- 3/4 cup chopped onion
- 1/2 cup chopped celery
- 1/2 cup chopped green pepper
- 2 tablespoons olive oil
- 1 large potato, peeled and diced
- 1 medium sweet potato, peeled and diced
- 1 to 2 garlic cloves, minced
- 3 cups vegetable broth
- 2 medium fresh tomatoes, chopped
- 1 can (16 ounces) kidney beans, rinsed and drained
- 1 can (15 ounces) garbanzo beans or chickpeas, rinsed and drained
- 2 teaspoons soy sauce
- 1 teaspoon paprika
- 1/2 teaspoon dried basil
- 1/4 teaspoon salt
- 1/4 teaspoon ground turmeric
- 1 bay leaf
- Dash cayenne pepper
- In a large skillet, saute the onion, celery and green pepper in oil until crisp-tender. Add potato, sweet potato and garlic; saute 3-5 minutes longer.
- Transfer to a 5-qt. slow cooker. Stir in the remaining ingredients. Cover and cook on low for 9-10 hours or until vegetables are tender. Discard bay leaf. Yield: 12 serving (about 3 quarts).
Reviews for Slow-Cooked Vegetable Soup
"I needed something for my vegan niece and found this. We all loved it. The sautéing is important and it needs to cook the 10 hours. Actually, it was even better the next day. I served it with bread made in my bread maker. Yum."

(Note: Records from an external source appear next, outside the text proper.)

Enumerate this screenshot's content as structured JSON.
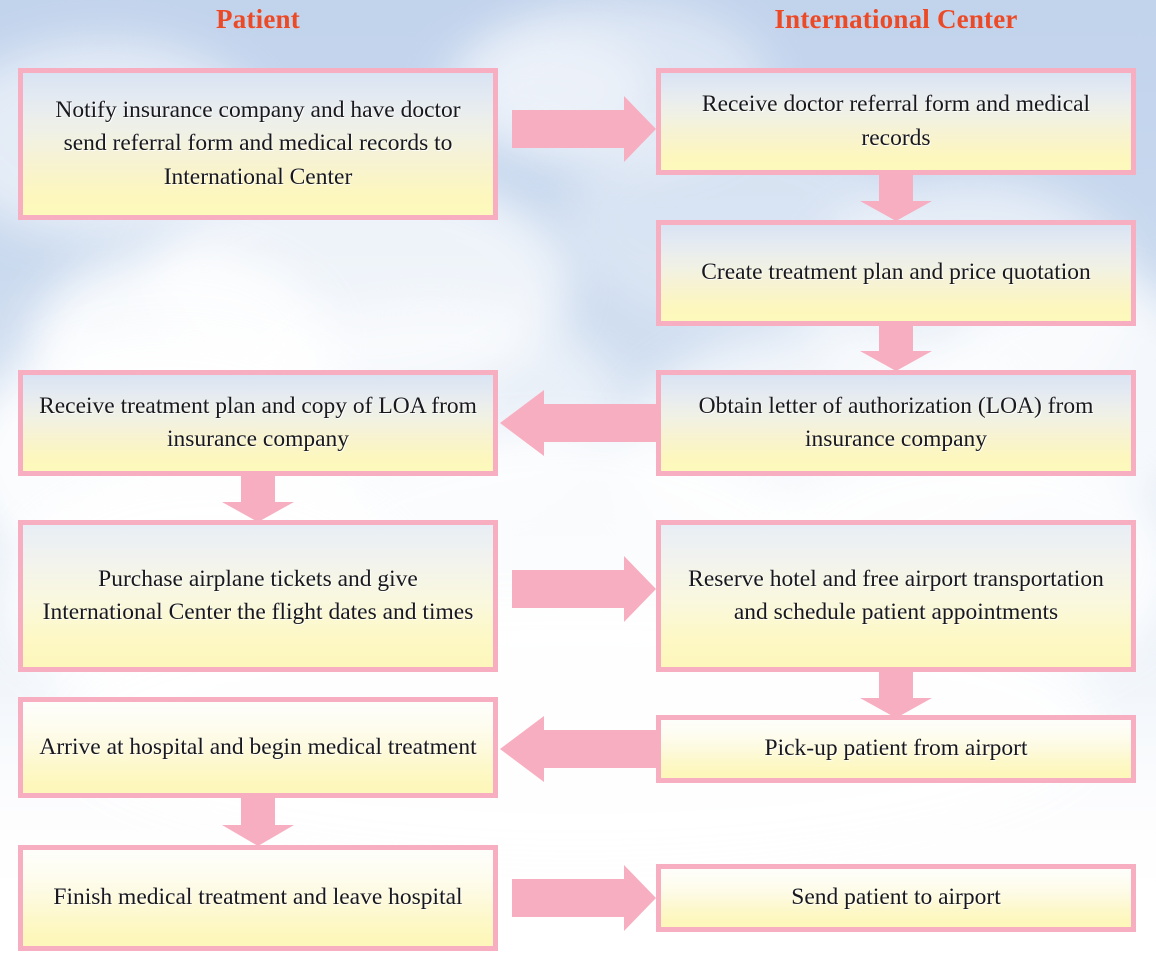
{
  "diagram": {
    "title_left": "Patient",
    "title_right": "International Center",
    "accent_color": "#ec4a26",
    "arrow_color": "#f7aec0",
    "box_border_color": "#f6aec0"
  },
  "columns": {
    "left": {
      "header": "Patient",
      "steps": [
        {
          "id": "p1",
          "text": "Notify insurance company and have doctor send referral form and medical records to International Center"
        },
        {
          "id": "p2",
          "text": "Receive treatment plan and copy of LOA from insurance company"
        },
        {
          "id": "p3",
          "text": "Purchase airplane tickets and give International Center the flight dates and times"
        },
        {
          "id": "p4",
          "text": "Arrive at hospital and begin medical treatment"
        },
        {
          "id": "p5",
          "text": "Finish medical treatment and leave hospital"
        }
      ]
    },
    "right": {
      "header": "International Center",
      "steps": [
        {
          "id": "c1",
          "text": "Receive doctor referral form and medical records"
        },
        {
          "id": "c2",
          "text": "Create treatment plan and price quotation"
        },
        {
          "id": "c3",
          "text": "Obtain letter of authorization (LOA) from insurance company"
        },
        {
          "id": "c4",
          "text": "Reserve hotel and free airport transportation and schedule patient appointments"
        },
        {
          "id": "c5",
          "text": "Pick-up patient from airport"
        },
        {
          "id": "c6",
          "text": "Send patient to airport"
        }
      ]
    }
  },
  "connectors": [
    {
      "id": "a1",
      "direction": "right",
      "from": "p1",
      "to": "c1"
    },
    {
      "id": "a2",
      "direction": "down",
      "from": "c1",
      "to": "c2"
    },
    {
      "id": "a3",
      "direction": "down",
      "from": "c2",
      "to": "c3"
    },
    {
      "id": "a4",
      "direction": "left",
      "from": "c3",
      "to": "p2"
    },
    {
      "id": "a5",
      "direction": "down",
      "from": "p2",
      "to": "p3"
    },
    {
      "id": "a6",
      "direction": "right",
      "from": "p3",
      "to": "c4"
    },
    {
      "id": "a7",
      "direction": "down",
      "from": "c4",
      "to": "c5"
    },
    {
      "id": "a8",
      "direction": "left",
      "from": "c5",
      "to": "p4"
    },
    {
      "id": "a9",
      "direction": "down",
      "from": "p4",
      "to": "p5"
    },
    {
      "id": "a10",
      "direction": "right",
      "from": "p5",
      "to": "c6"
    }
  ]
}
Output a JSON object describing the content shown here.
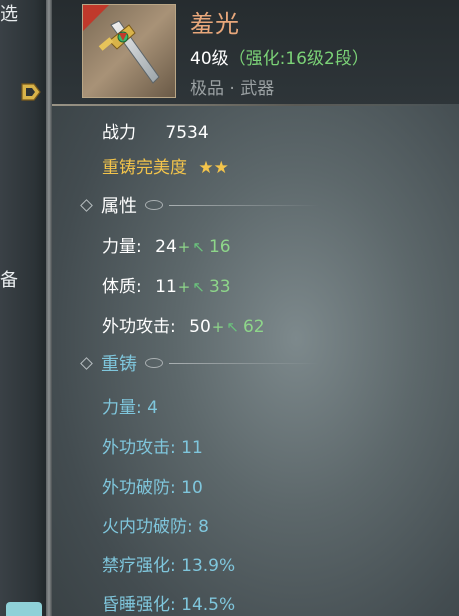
{
  "left_strip": {
    "glyph_top": "选",
    "glyph_mid": "备"
  },
  "item": {
    "name": "羞光",
    "level": "40级",
    "enhance": "（强化:16级2段）",
    "grade": "极品 · 武器",
    "quality_color": "#c0392b"
  },
  "power": {
    "label": "战力",
    "value": "7534"
  },
  "reforge_quality": {
    "label": "重铸完美度",
    "stars": "★★"
  },
  "attributes": {
    "section_title": "属性",
    "rows": [
      {
        "label": "力量:",
        "base": "24",
        "plus": "+",
        "bonus": "16"
      },
      {
        "label": "体质:",
        "base": "11",
        "plus": "+",
        "bonus": "33"
      },
      {
        "label": "外功攻击:",
        "base": "50",
        "plus": "+",
        "bonus": "62"
      }
    ]
  },
  "reforge": {
    "section_title": "重铸",
    "rows": [
      "力量: 4",
      "外功攻击: 11",
      "外功破防: 10",
      "火内功破防: 8",
      "禁疗强化: 13.9%",
      "昏睡强化: 14.5%"
    ]
  },
  "colors": {
    "name": "#e8a77b",
    "gold": "#f3c44b",
    "reforge_text": "#7fc6dc",
    "bonus_green": "#8ed68a"
  }
}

"this is a enjoyable soup, yes I have done this with out any pre -cooking it tasted ok, my husband and son prefer the veggis precooked I myself and my sister and her boyfriend really don't care so try it wihout and with pre-cooking"
"can anyone tell me if this could be made without the pre-cooking? (Just dumping all into crock pot)"
"I made this soup because I was curious. The ingredients are so simple and healthy and the taste was absolutely wonderful. What a delightful combinations of flavors! It will be a repeat in our home."